The prostate epithelium is made of basal and luminal cells. We recently identified in wild type mouse prostates a rare population of luminal progenitor-like cells that we called LSCmed according to their FACS profile (Lin-/Sca-1+/CD49fmed). LSCmed defines non-secretory luminal cells that exhibit a specific transcriptomic profile enriched in stemness markers (Psca, Tacstd2, Cd44, Sox2, Sca-1), and are able to generate organoids in vitro and glandular epithelium in vivo. Importantly, LSCmed cells are tolerant to androgen deprivation. Here we investigated the prevalence of these cells in probasin-prolactin (Pb-PRL) mice, a model of benign prostate hyperplasia (BPH). We show that LSCmed prevalence is increased from ± 5% of epithelial cells in the prostate of WT mice, to ± 20% of epithelial cells in premalignant prostate tumors of Pb-PRL mice. Transcriptomic analysis revealed that LSCmed represent a unique cell entity as their gene-expression profile is different from luminal and basal/stem cells, but shares markers of each. LSCmed cells show molecular similarity with Club cells of the human prostate. Club cells have been proposed to be urethral cells that extend into the proximal ducts of the prostate transition zone, where BPH develops. Club cells are enriched in human BPH compared to healthy prostate, and this phenotype is aggravated by inhibitors of 5-alpha reductase treatment, which was proposed to result from luminal cell reprogramming into Club-like cells. Together, these observations suggest that cells exhibiting LSCmed/Club-like features may contribute to BPH development and therapeutic resistance.

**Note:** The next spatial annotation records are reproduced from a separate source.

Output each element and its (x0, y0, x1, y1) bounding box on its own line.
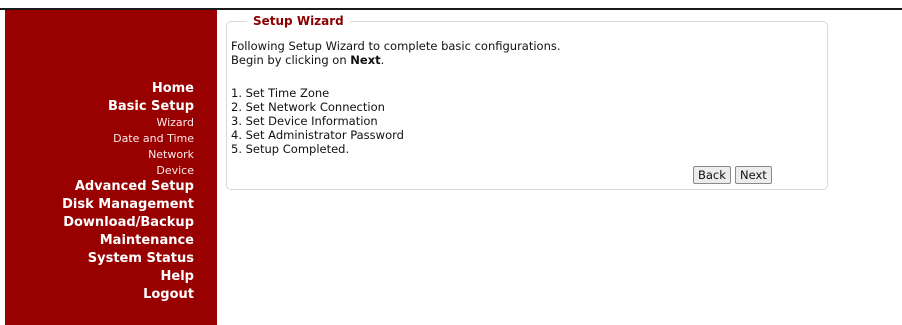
step-item: 1. Set Time Zone (231, 86, 330, 100)
nav-date-and-time[interactable]: Date and Time (113, 131, 194, 147)
step-item: 4. Set Administrator Password (231, 128, 404, 142)
step-item: 5. Setup Completed. (231, 142, 350, 156)
begin-prefix: Begin by clicking on (231, 53, 351, 67)
nav-help[interactable]: Help (161, 268, 194, 286)
nav-device[interactable]: Device (156, 163, 194, 179)
begin-suffix: . (380, 53, 385, 67)
nav-disk-management[interactable]: Disk Management (62, 196, 194, 214)
wizard-begin-text: Begin by clicking on Next. (231, 53, 384, 67)
nav-network[interactable]: Network (148, 147, 194, 163)
step-item: 2. Set Network Connection (231, 100, 385, 114)
back-button[interactable]: Back (693, 166, 731, 184)
panel-title: Setup Wizard (247, 14, 350, 28)
nav-system-status[interactable]: System Status (88, 250, 194, 268)
next-button[interactable]: Next (735, 166, 772, 184)
step-item: 3. Set Device Information (231, 114, 378, 128)
nav-advanced-setup[interactable]: Advanced Setup (75, 178, 194, 196)
nav-home[interactable]: Home (152, 80, 194, 98)
begin-next-bold: Next (350, 53, 381, 67)
setup-wizard-panel: Setup Wizard Following Setup Wizard to c… (226, 14, 828, 190)
nav-download-backup[interactable]: Download/Backup (63, 214, 194, 232)
nav-maintenance[interactable]: Maintenance (100, 232, 194, 250)
nav-basic-setup[interactable]: Basic Setup (108, 98, 194, 116)
wizard-intro: Following Setup Wizard to complete basic… (231, 39, 561, 53)
sidebar-nav: Home Basic Setup Wizard Date and Time Ne… (5, 10, 217, 325)
nav-wizard[interactable]: Wizard (156, 115, 194, 131)
nav-logout[interactable]: Logout (143, 286, 194, 304)
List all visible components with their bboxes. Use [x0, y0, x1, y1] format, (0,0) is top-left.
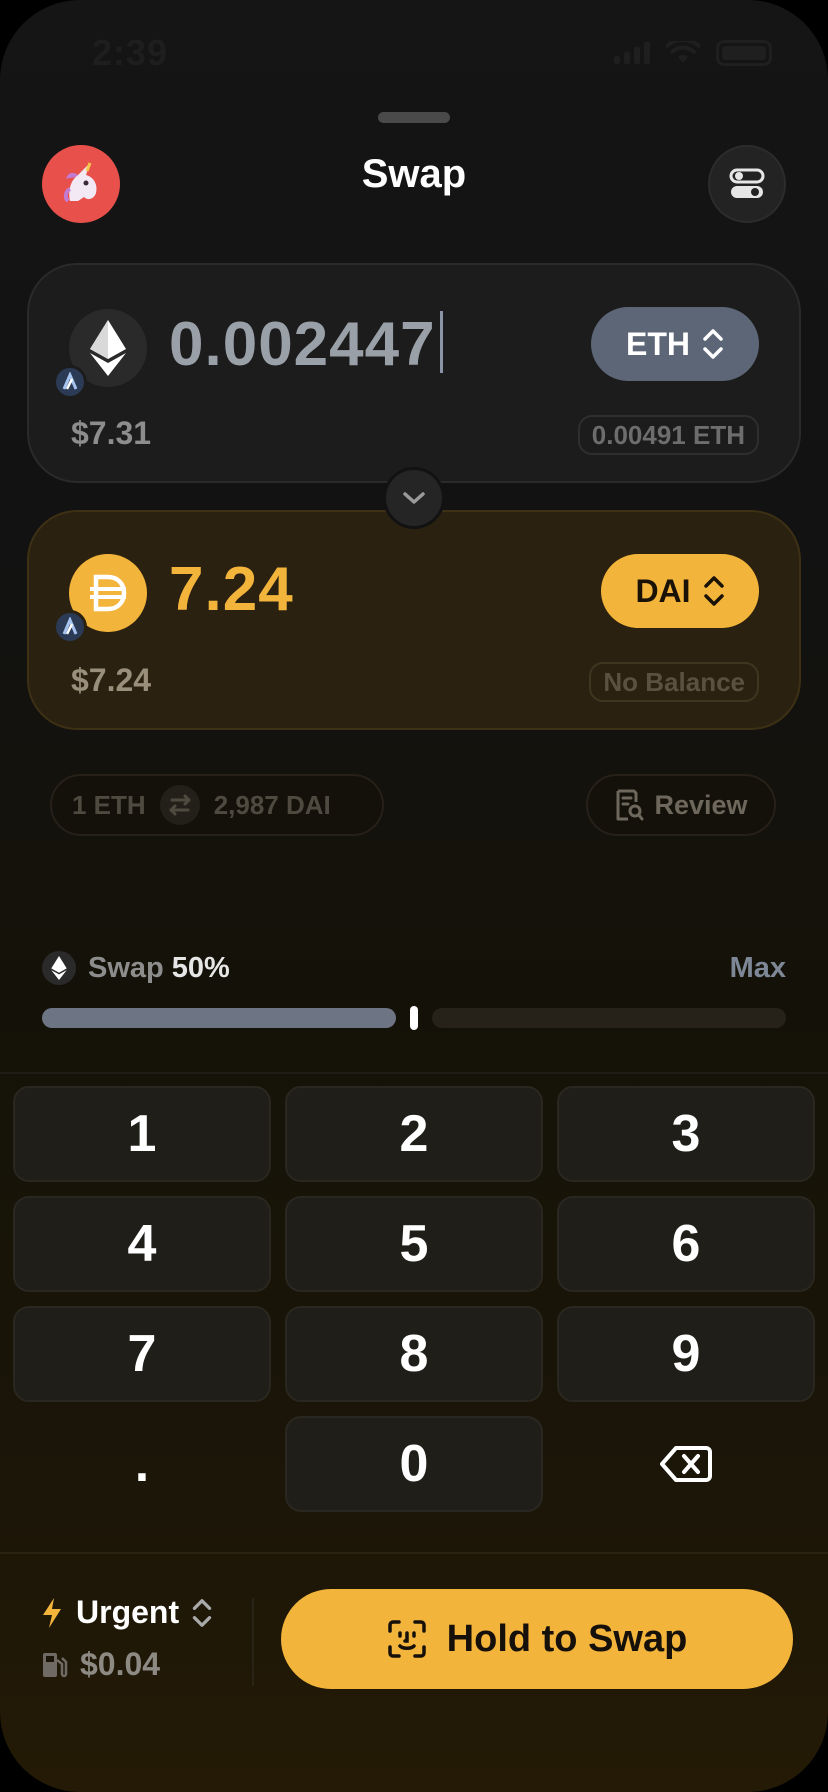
review-button[interactable]: Review: [586, 774, 776, 836]
slider-thumb[interactable]: [410, 1006, 418, 1030]
chevron-up-down-icon: [703, 576, 724, 606]
sheet-grabber[interactable]: [378, 112, 450, 123]
key-7[interactable]: 7: [13, 1306, 271, 1402]
swap-percent-label: Swap: [88, 951, 164, 984]
document-search-icon: [616, 789, 644, 821]
slider-fill: [42, 1008, 396, 1028]
wifi-icon: [666, 41, 700, 63]
chevron-up-down-icon: [703, 329, 723, 359]
page-title: Swap: [361, 152, 467, 196]
arbitrum-icon: [53, 610, 87, 644]
output-balance-badge: No Balance: [589, 662, 759, 702]
number-keypad: 1 2 3 4 5 6 7 8 9 . 0: [13, 1086, 815, 1512]
output-usd-value: $7.24: [71, 662, 152, 698]
max-button[interactable]: Max: [730, 952, 786, 985]
key-5[interactable]: 5: [285, 1196, 543, 1292]
swap-percent-slider[interactable]: [42, 1006, 786, 1030]
status-icons: [614, 40, 772, 66]
key-0[interactable]: 0: [285, 1416, 543, 1512]
backspace-icon: [660, 1446, 712, 1482]
key-6[interactable]: 6: [557, 1196, 815, 1292]
key-1[interactable]: 1: [13, 1086, 271, 1182]
input-usd-value: $7.31: [71, 415, 152, 451]
output-token-selector[interactable]: DAI: [601, 554, 759, 628]
footer-border: [0, 1552, 828, 1554]
swap-screen: 2:39 Swap 0.002447 ETH $7.31 0.00491 ETH…: [0, 0, 828, 1792]
gas-fee-value: $0.04: [80, 1646, 161, 1682]
review-label: Review: [654, 789, 748, 820]
input-amount-value: 0.002447: [169, 310, 436, 379]
slider-remaining: [432, 1008, 786, 1028]
status-time: 2:39: [92, 32, 169, 73]
key-3[interactable]: 3: [557, 1086, 815, 1182]
toggle-settings-icon: [729, 168, 765, 198]
gas-pump-icon: [43, 1652, 68, 1677]
keypad-divider: [0, 1072, 828, 1074]
face-id-icon: [387, 1620, 426, 1658]
key-8[interactable]: 8: [285, 1306, 543, 1402]
input-amount[interactable]: 0.002447: [169, 309, 443, 380]
eth-icon: [42, 951, 76, 985]
chevron-down-icon: [403, 492, 425, 504]
rate-left: 1 ETH: [72, 789, 146, 820]
key-4[interactable]: 4: [13, 1196, 271, 1292]
dai-icon: [53, 554, 147, 644]
footer-divider: [252, 1598, 254, 1686]
battery-icon: [716, 40, 772, 66]
speed-selector[interactable]: Urgent: [40, 1594, 213, 1631]
flip-tokens-button[interactable]: [383, 467, 445, 529]
text-caret: [439, 311, 443, 373]
eth-icon: [53, 309, 147, 399]
output-amount[interactable]: 7.24: [169, 554, 294, 625]
input-token-selector[interactable]: ETH: [591, 307, 759, 381]
input-token-card[interactable]: 0.002447 ETH $7.31 0.00491 ETH: [27, 263, 801, 483]
signal-icon: [614, 42, 650, 64]
arbitrum-icon: [53, 365, 87, 399]
hold-to-swap-label: Hold to Swap: [446, 1617, 688, 1660]
rate-right: 2,987 DAI: [213, 789, 331, 820]
output-token-symbol: DAI: [635, 572, 691, 609]
chevron-up-down-icon: [192, 1598, 212, 1627]
settings-button[interactable]: [708, 145, 786, 223]
output-token-card[interactable]: 7.24 DAI $7.24 No Balance: [27, 510, 801, 730]
swap-arrows-icon: [159, 785, 200, 825]
key-decimal[interactable]: .: [13, 1416, 271, 1512]
key-9[interactable]: 9: [557, 1306, 815, 1402]
backspace-key[interactable]: [557, 1416, 815, 1512]
input-token-symbol: ETH: [626, 325, 690, 362]
status-bar: 2:39: [0, 0, 828, 110]
swap-percent-row: Swap 50% Max: [42, 948, 786, 988]
input-balance-badge[interactable]: 0.00491 ETH: [577, 415, 759, 455]
swap-percent-value: 50%: [171, 951, 230, 984]
lightning-icon: [43, 1597, 61, 1628]
gas-fee: $0.04: [40, 1646, 160, 1683]
exchange-rate-pill[interactable]: 1 ETH 2,987 DAI: [50, 774, 384, 836]
speed-label: Urgent: [76, 1594, 180, 1630]
hold-to-swap-button[interactable]: Hold to Swap: [281, 1589, 793, 1689]
key-2[interactable]: 2: [285, 1086, 543, 1182]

前列腺上皮由基底细胞与腔细胞共同构成。我们近期在野生型小鼠前列腺中鉴定出一类稀有腔祖细胞样群体，依据其荧光激活细胞分选（Fluorescence-Activated Cell Sorting, FACS）谱（Lin-/Sca-1+/CD49fmed）将其命名为LSCmed。LSCmed为非分泌型腔细胞，其转录组特征独特，富集干性标志物（Psca、Tacstd2、Cd44、Sox2、Sca-1），可在体外形成类器官、在体内生成腺上皮。尤为关键的是，LSCmed细胞对雄激素剥夺具有耐受性。本研究探究了此类细胞在前列腺珠蛋白-催乳素（Pb-PRL）小鼠——一种良性前列腺增生（benign prostate hyperplasia, BPH）模型——中的占比。结果显示，LSCmed在野生型小鼠前列腺上皮细胞中的占比约为5%，而在Pb-PRL小鼠的癌前前列腺肿瘤中，其占比提升至约20%。转录组分析表明，LSCmed是一类独特的细胞类群：其基因表达谱既区别于腔细胞与基底/干细胞，又同时兼具二者的标志物特征。LSCmed细胞与人类前列腺的克拉拉细胞（Club cell）具有分子相似性。此前研究提出，克拉拉细胞是一类尿道细胞，可延伸至前列腺移行带的近端导管——这正是良性前列腺增生（BPH）的发生部位。相较于健康前列腺组织，克拉拉细胞在人类BPH样本中富集，而5-α还原酶抑制剂治疗会加剧这一表型，该现象被认为源于腔细胞重编程为类克拉拉细胞。综上，上述观察结果提示，具备LSCmed/类克拉拉细胞特征的细胞可能参与BPH的发生发展，并与治疗耐药性的产生相关。